Cada semana, como un ritual político-mediático, los resultados de la encuesta Cadem marcan la pauta del debate nacional. A medida que se acercan las elecciones presidenciales de 2025, su influencia crece: titulares que resumen la “voluntad del pueblo”, gráficos de barras que simplifican tendencias, y una avalancha de interpretaciones que moldean discursos, candidaturas y estrategias. Pero detrás de esa aparente objetividad estadística, hay una pregunta fundamental que debemos hacernos: ¿de verdad estamos escuchando a la ciudadanía o estamos frente a una construcción ilusoria?
En 1973, el sociólogo francés Pierre Bourdieu publicó un texto provocador titulado “La opinión pública no existe”. En él, argumentaba que las encuestas no miden una opinión pública real, sino que la fabrican. Obligar a las personas a responder sobre temas que quizás no conocen, formular preguntas cerradas que enmarcan el pensamiento, y presentar los resultados como si reflejaran un consenso colectivo, constituyen lo que Bourdieu llamó una “ficción política útil”. Su tesis, aunque formulada hace más de medio siglo, resuena con fuerza hoy en Chile.
Tomemos el caso de Cadem. Cada lunes, la encuesta ofrece cifras sobre aprobación presidencial, intención de voto, confianza institucional y actitudes frente a la delincuencia, migración o economía. Estos datos son rápidamente utilizados por candidatos, partidos y medios de comunicación para posicionar ideas o deslegitimar adversarios. Pero ¿a quién representan realmente esas cifras? ¿Qué tanto reflejan las complejidades de un país como el nuestro?
Cadem trabaja con muestras que rondan las 700 a 1.000 personas, contactadas por teléfono o internet. Aunque metodológicamente válidas según estándares estadísticos, estas muestras tienden a dejar fuera a sectores importantes de la sociedad: quienes no tienen acceso digital, quienes no contestan encuestas, quienes desconfían del sistema. En un país con brechas estructurales profundas, la voz de quienes están al margen suele ser también la menos escuchada. Y eso se reproduce en los sondeos.
Además, las encuestas presuponen que todas las personas tienen una opinión clara sobre todos los temas, lo cual rara vez es cierto. ¿Qué pasa con quienes están indecisos, desinformados o simplemente no tienen una posición definida? Obligar a elegir entre alternativas cerradas es una forma sutil de violencia simbólica: niega la complejidad y la duda. Como decía Bourdieu, no responder también es una forma válida de expresión política, aunque las encuestas lo borren.
En el contexto presidencial actual, esto adquiere especial relevancia. Las encuestas no solo miden el “clima electoral”; lo moldean. Cuando Cadem publica que un candidato lidera las preferencias, crea un efecto de arrastre.

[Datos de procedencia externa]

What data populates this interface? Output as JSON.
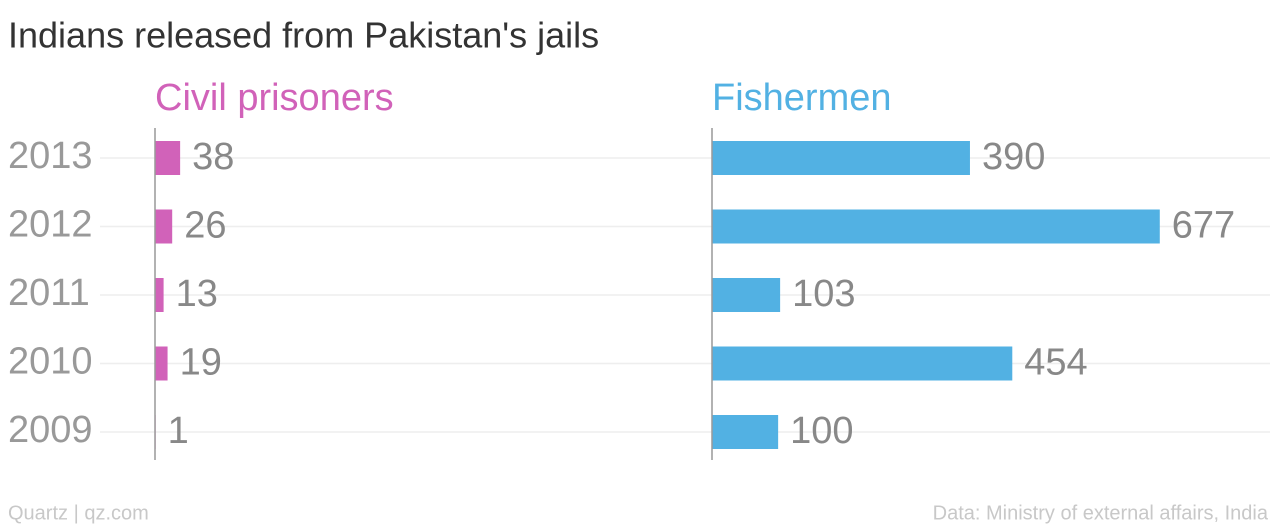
{
  "title": "Indians released from Pakistan's jails",
  "credit": "Quartz | qz.com",
  "source": "Data: Ministry of external affairs, India",
  "chart_data": [
    {
      "type": "bar",
      "title": "Civil prisoners",
      "color": "#d162b9",
      "categories": [
        "2013",
        "2012",
        "2011",
        "2010",
        "2009"
      ],
      "values": [
        38,
        26,
        13,
        19,
        1
      ],
      "xlim": [
        0,
        700
      ]
    },
    {
      "type": "bar",
      "title": "Fishermen",
      "color": "#52b1e3",
      "values": [
        390,
        677,
        103,
        454,
        100
      ],
      "xlim": [
        0,
        700
      ]
    }
  ]
}
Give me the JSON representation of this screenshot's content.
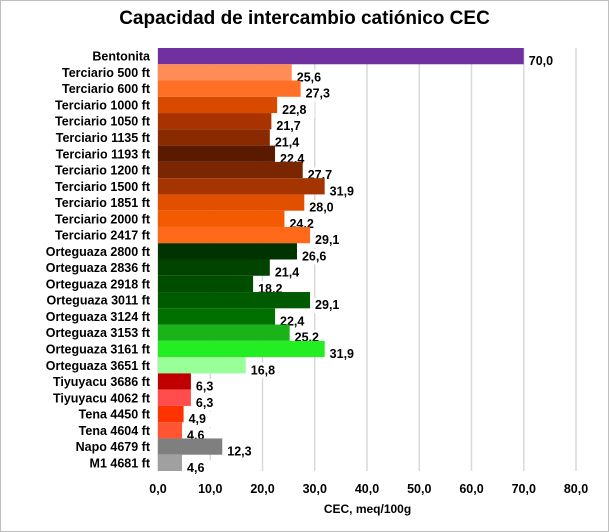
{
  "chart_data": {
    "type": "bar",
    "orientation": "horizontal",
    "title": "Capacidad de intercambio catiónico CEC",
    "xlabel": "CEC, meq/100g",
    "ylabel": "",
    "xlim": [
      0,
      80
    ],
    "xticks": [
      "0,0",
      "10,0",
      "20,0",
      "30,0",
      "40,0",
      "50,0",
      "60,0",
      "70,0",
      "80,0"
    ],
    "grid": "vertical",
    "categories": [
      "Bentonita",
      "Terciario 500 ft",
      "Terciario 600 ft",
      "Terciario 1000 ft",
      "Terciario 1050 ft",
      "Terciario 1135 ft",
      "Terciario 1193 ft",
      "Terciario 1200 ft",
      "Terciario 1500 ft",
      "Terciario 1851 ft",
      "Terciario 2000 ft",
      "Terciario 2417 ft",
      "Orteguaza 2800 ft",
      "Orteguaza 2836 ft",
      "Orteguaza 2918 ft",
      "Orteguaza 3011 ft",
      "Orteguaza 3124 ft",
      "Orteguaza 3153 ft",
      "Orteguaza 3161 ft",
      "Orteguaza 3651 ft",
      "Tiyuyacu 3686 ft",
      "Tiyuyacu 4062 ft",
      "Tena 4450 ft",
      "Tena 4604 ft",
      "Napo 4679 ft",
      "M1 4681 ft"
    ],
    "values": [
      70.0,
      25.6,
      27.3,
      22.8,
      21.7,
      21.4,
      22.4,
      27.7,
      31.9,
      28.0,
      24.2,
      29.1,
      26.6,
      21.4,
      18.2,
      29.1,
      22.4,
      25.2,
      31.9,
      16.8,
      6.3,
      6.3,
      4.9,
      4.6,
      12.3,
      4.6
    ],
    "data_labels": [
      "70,0",
      "25,6",
      "27,3",
      "22,8",
      "21,7",
      "21,4",
      "22,4",
      "27,7",
      "31,9",
      "28,0",
      "24,2",
      "29,1",
      "26,6",
      "21,4",
      "18,2",
      "29,1",
      "22,4",
      "25,2",
      "31,9",
      "16,8",
      "6,3",
      "6,3",
      "4,9",
      "4,6",
      "12,3",
      "4,6"
    ],
    "colors": [
      "#7030a0",
      "#ff8c55",
      "#ff6f26",
      "#d94a00",
      "#a83300",
      "#8a2a00",
      "#5a1a00",
      "#7a2600",
      "#a53500",
      "#e05000",
      "#f45a00",
      "#ff6a1a",
      "#003300",
      "#004400",
      "#004d00",
      "#005a00",
      "#007000",
      "#1ab41a",
      "#22ee22",
      "#99ff99",
      "#c00000",
      "#ff4d4d",
      "#ff3300",
      "#ff5533",
      "#7f7f7f",
      "#a0a0a0"
    ]
  }
}
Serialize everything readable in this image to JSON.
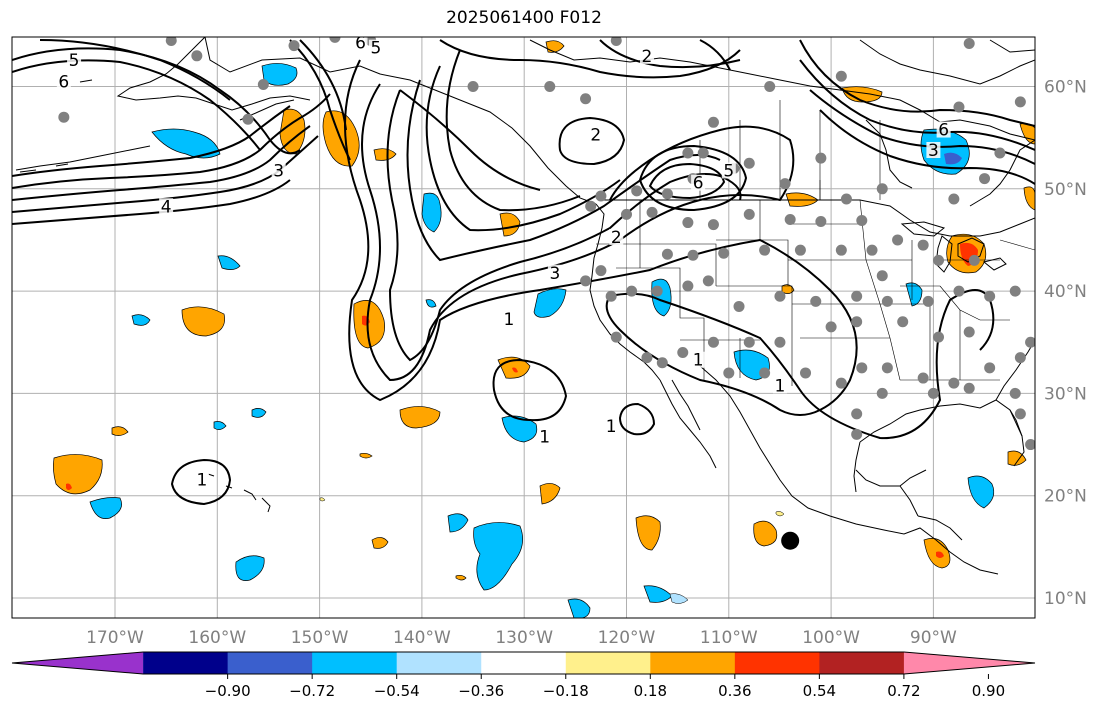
{
  "title": "2025061400 F012",
  "map": {
    "projection": "plate-carree",
    "lon_range": [
      -180,
      -80
    ],
    "lat_range": [
      8,
      65
    ],
    "lon_ticks": [
      {
        "value": -170,
        "label": "170°W"
      },
      {
        "value": -160,
        "label": "160°W"
      },
      {
        "value": -150,
        "label": "150°W"
      },
      {
        "value": -140,
        "label": "140°W"
      },
      {
        "value": -130,
        "label": "130°W"
      },
      {
        "value": -120,
        "label": "120°W"
      },
      {
        "value": -110,
        "label": "110°W"
      },
      {
        "value": -100,
        "label": "100°W"
      },
      {
        "value": -90,
        "label": "90°W"
      }
    ],
    "lat_ticks": [
      {
        "value": 10,
        "label": "10°N"
      },
      {
        "value": 20,
        "label": "20°N"
      },
      {
        "value": 30,
        "label": "30°N"
      },
      {
        "value": 40,
        "label": "40°N"
      },
      {
        "value": 50,
        "label": "50°N"
      },
      {
        "value": 60,
        "label": "60°N"
      }
    ],
    "grid": true,
    "colors": {
      "land_outline": "#000000",
      "grid": "#b0b0b0",
      "contour": "#000000",
      "station": "#808080"
    }
  },
  "colorbar": {
    "ticks": [
      "−0.90",
      "−0.72",
      "−0.54",
      "−0.36",
      "−0.18",
      "0.18",
      "0.36",
      "0.54",
      "0.72",
      "0.90"
    ],
    "colors": [
      "#9932cc",
      "#00008b",
      "#3a5fcd",
      "#00bfff",
      "#b0e2ff",
      "#ffffff",
      "#fff08c",
      "#ffa500",
      "#ff3300",
      "#b22222",
      "#ff88aa"
    ],
    "extend": "both"
  },
  "contours": [
    {
      "label": "1",
      "value": 1
    },
    {
      "label": "2",
      "value": 2
    },
    {
      "label": "3",
      "value": 3
    },
    {
      "label": "4",
      "value": 4
    },
    {
      "label": "5",
      "value": 5
    },
    {
      "label": "6",
      "value": 6
    }
  ],
  "contour_labels": [
    {
      "text": "6",
      "lon": -175,
      "lat": 60.2
    },
    {
      "text": "5",
      "lon": -174,
      "lat": 62.3
    },
    {
      "text": "3",
      "lon": -154,
      "lat": 51.5
    },
    {
      "text": "4",
      "lon": -165,
      "lat": 48.0
    },
    {
      "text": "6",
      "lon": -146,
      "lat": 64.0
    },
    {
      "text": "5",
      "lon": -144.5,
      "lat": 63.5
    },
    {
      "text": "2",
      "lon": -123,
      "lat": 55.0
    },
    {
      "text": "2",
      "lon": -118,
      "lat": 62.7
    },
    {
      "text": "6",
      "lon": -113,
      "lat": 50.3
    },
    {
      "text": "5",
      "lon": -110,
      "lat": 51.5
    },
    {
      "text": "2",
      "lon": -121,
      "lat": 45.0
    },
    {
      "text": "3",
      "lon": -127,
      "lat": 41.5
    },
    {
      "text": "1",
      "lon": -131.5,
      "lat": 37.0
    },
    {
      "text": "1",
      "lon": -128,
      "lat": 25.5
    },
    {
      "text": "1",
      "lon": -121.5,
      "lat": 26.5
    },
    {
      "text": "1",
      "lon": -161.5,
      "lat": 21.3
    },
    {
      "text": "6",
      "lon": -89,
      "lat": 55.5
    },
    {
      "text": "3",
      "lon": -90,
      "lat": 53.5
    },
    {
      "text": "1",
      "lon": -113,
      "lat": 33.0
    },
    {
      "text": "1",
      "lon": -105,
      "lat": 30.5
    }
  ],
  "stations": [
    [
      -175.0,
      57.0
    ],
    [
      -164.5,
      64.5
    ],
    [
      -162.0,
      63.0
    ],
    [
      -155.5,
      60.2
    ],
    [
      -157.0,
      56.8
    ],
    [
      -152.5,
      64.0
    ],
    [
      -148.5,
      64.8
    ],
    [
      -145.0,
      64.5
    ],
    [
      -135.0,
      60.0
    ],
    [
      -133.0,
      65.0
    ],
    [
      -129.0,
      65.0
    ],
    [
      -124.5,
      65.0
    ],
    [
      -121.0,
      64.5
    ],
    [
      -127.5,
      60.0
    ],
    [
      -124.0,
      58.8
    ],
    [
      -106.0,
      60.0
    ],
    [
      -99.0,
      61.0
    ],
    [
      -86.5,
      64.2
    ],
    [
      -75.0,
      64.5
    ],
    [
      -81.5,
      58.5
    ],
    [
      -87.5,
      58.0
    ],
    [
      -90.0,
      53.5
    ],
    [
      -83.5,
      53.5
    ],
    [
      -85.0,
      51.0
    ],
    [
      -79.5,
      51.0
    ],
    [
      -75.5,
      50.0
    ],
    [
      -80.0,
      48.0
    ],
    [
      -88.0,
      49.0
    ],
    [
      -95.0,
      50.0
    ],
    [
      -98.5,
      49.0
    ],
    [
      -101.0,
      53.0
    ],
    [
      -104.5,
      50.5
    ],
    [
      -108.0,
      52.5
    ],
    [
      -109.5,
      52.0
    ],
    [
      -112.5,
      53.5
    ],
    [
      -114.0,
      53.5
    ],
    [
      -111.5,
      56.5
    ],
    [
      -113.5,
      51.0
    ],
    [
      -116.0,
      49.5
    ],
    [
      -119.0,
      49.8
    ],
    [
      -122.5,
      49.3
    ],
    [
      -123.5,
      48.3
    ],
    [
      -120.0,
      47.5
    ],
    [
      -117.5,
      47.7
    ],
    [
      -114.0,
      46.7
    ],
    [
      -111.5,
      46.5
    ],
    [
      -108.0,
      47.5
    ],
    [
      -104.0,
      47.0
    ],
    [
      -101.0,
      46.8
    ],
    [
      -97.0,
      46.9
    ],
    [
      -93.5,
      45.0
    ],
    [
      -96.0,
      44.0
    ],
    [
      -99.0,
      44.0
    ],
    [
      -103.0,
      44.0
    ],
    [
      -106.5,
      44.0
    ],
    [
      -110.5,
      43.7
    ],
    [
      -113.5,
      43.5
    ],
    [
      -116.0,
      43.6
    ],
    [
      -122.5,
      42.0
    ],
    [
      -124.0,
      41.0
    ],
    [
      -121.5,
      39.5
    ],
    [
      -119.5,
      40.0
    ],
    [
      -117.0,
      40.0
    ],
    [
      -114.0,
      40.5
    ],
    [
      -112.0,
      41.0
    ],
    [
      -109.0,
      38.5
    ],
    [
      -105.0,
      39.5
    ],
    [
      -101.5,
      39.0
    ],
    [
      -97.5,
      39.5
    ],
    [
      -94.5,
      39.0
    ],
    [
      -90.5,
      39.0
    ],
    [
      -87.5,
      40.0
    ],
    [
      -84.5,
      39.5
    ],
    [
      -82.0,
      40.0
    ],
    [
      -86.0,
      43.0
    ],
    [
      -89.5,
      43.0
    ],
    [
      -91.0,
      44.5
    ],
    [
      -95.0,
      41.5
    ],
    [
      -93.0,
      37.0
    ],
    [
      -97.5,
      37.0
    ],
    [
      -100.0,
      36.5
    ],
    [
      -105.0,
      35.0
    ],
    [
      -108.0,
      35.0
    ],
    [
      -111.5,
      35.0
    ],
    [
      -114.5,
      34.0
    ],
    [
      -116.5,
      33.0
    ],
    [
      -118.0,
      33.5
    ],
    [
      -121.0,
      35.5
    ],
    [
      -110.0,
      32.0
    ],
    [
      -106.5,
      32.0
    ],
    [
      -102.5,
      32.0
    ],
    [
      -99.0,
      31.0
    ],
    [
      -97.0,
      32.5
    ],
    [
      -94.5,
      32.5
    ],
    [
      -91.0,
      31.5
    ],
    [
      -88.0,
      31.0
    ],
    [
      -84.5,
      32.5
    ],
    [
      -81.5,
      33.5
    ],
    [
      -80.5,
      35.0
    ],
    [
      -86.5,
      36.0
    ],
    [
      -89.5,
      35.5
    ],
    [
      -90.0,
      30.0
    ],
    [
      -86.5,
      30.5
    ],
    [
      -82.0,
      30.0
    ],
    [
      -81.5,
      28.0
    ],
    [
      -80.5,
      25.0
    ],
    [
      -80.0,
      26.5
    ],
    [
      -95.0,
      30.0
    ],
    [
      -97.5,
      28.0
    ],
    [
      -97.5,
      26.0
    ],
    [
      -80.0,
      19.0
    ],
    [
      -80.0,
      37.0
    ],
    [
      -80.0,
      43.0
    ],
    [
      -80.0,
      47.0
    ]
  ],
  "marker": {
    "lon": -104.0,
    "lat": 15.6,
    "color": "#000000"
  }
}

Cuando señala que la mayoría “rechaza” un proyecto, legitima su rechazo político. Así, los resultados de la encuesta no son solo una foto del momento: son parte del escenario, un actor más en la competencia.
Esto no significa que debamos descartar las encuestas. Son herramientas útiles para captar tendencias, pulsos sociales, niveles de conocimiento. Pero no deben tomarse como reflejos fieles de una voluntad nacional homogénea, porque eso es desconocer la diversidad, la desigualdad y las tensiones que atraviesan nuestro país.
Tampoco se trata de acusar a Cadem de manipulación intencionada. El problema no es solo quién hace la encuesta, sino cómo se interpreta y se usa. La responsabilidad es compartida entre medios, analistas y actores políticos. Lo preocupante es que, en un sistema político cada vez más desconectado de la ciudadanía, se use una encuesta semanal como termómetro absoluto de la legitimidad democrática.
El desafío de cara a las elecciones presidenciales es romper con esa ilusión de consenso fabricado. Reconocer que la opinión pública no es una entidad clara, sino un campo de disputa, una pluralidad de voces que rara vez encajan en una tabla Excel. Revalorar los espacios de escucha directa, el debate abierto, la deliberación ciudadana. Y entender que la democracia no se mide solo en porcentajes, sino en la capacidad de representar a los que no son escuchados.
En tiempos donde el fastidio, la apatía y la desconfianza avanzan, reducir la política a un gráfico semanal es un riesgo grave. Chile necesita más conversación y menos interpretación de encuestas. Más calle y menos Excel. Más política real, menos ficción estadística.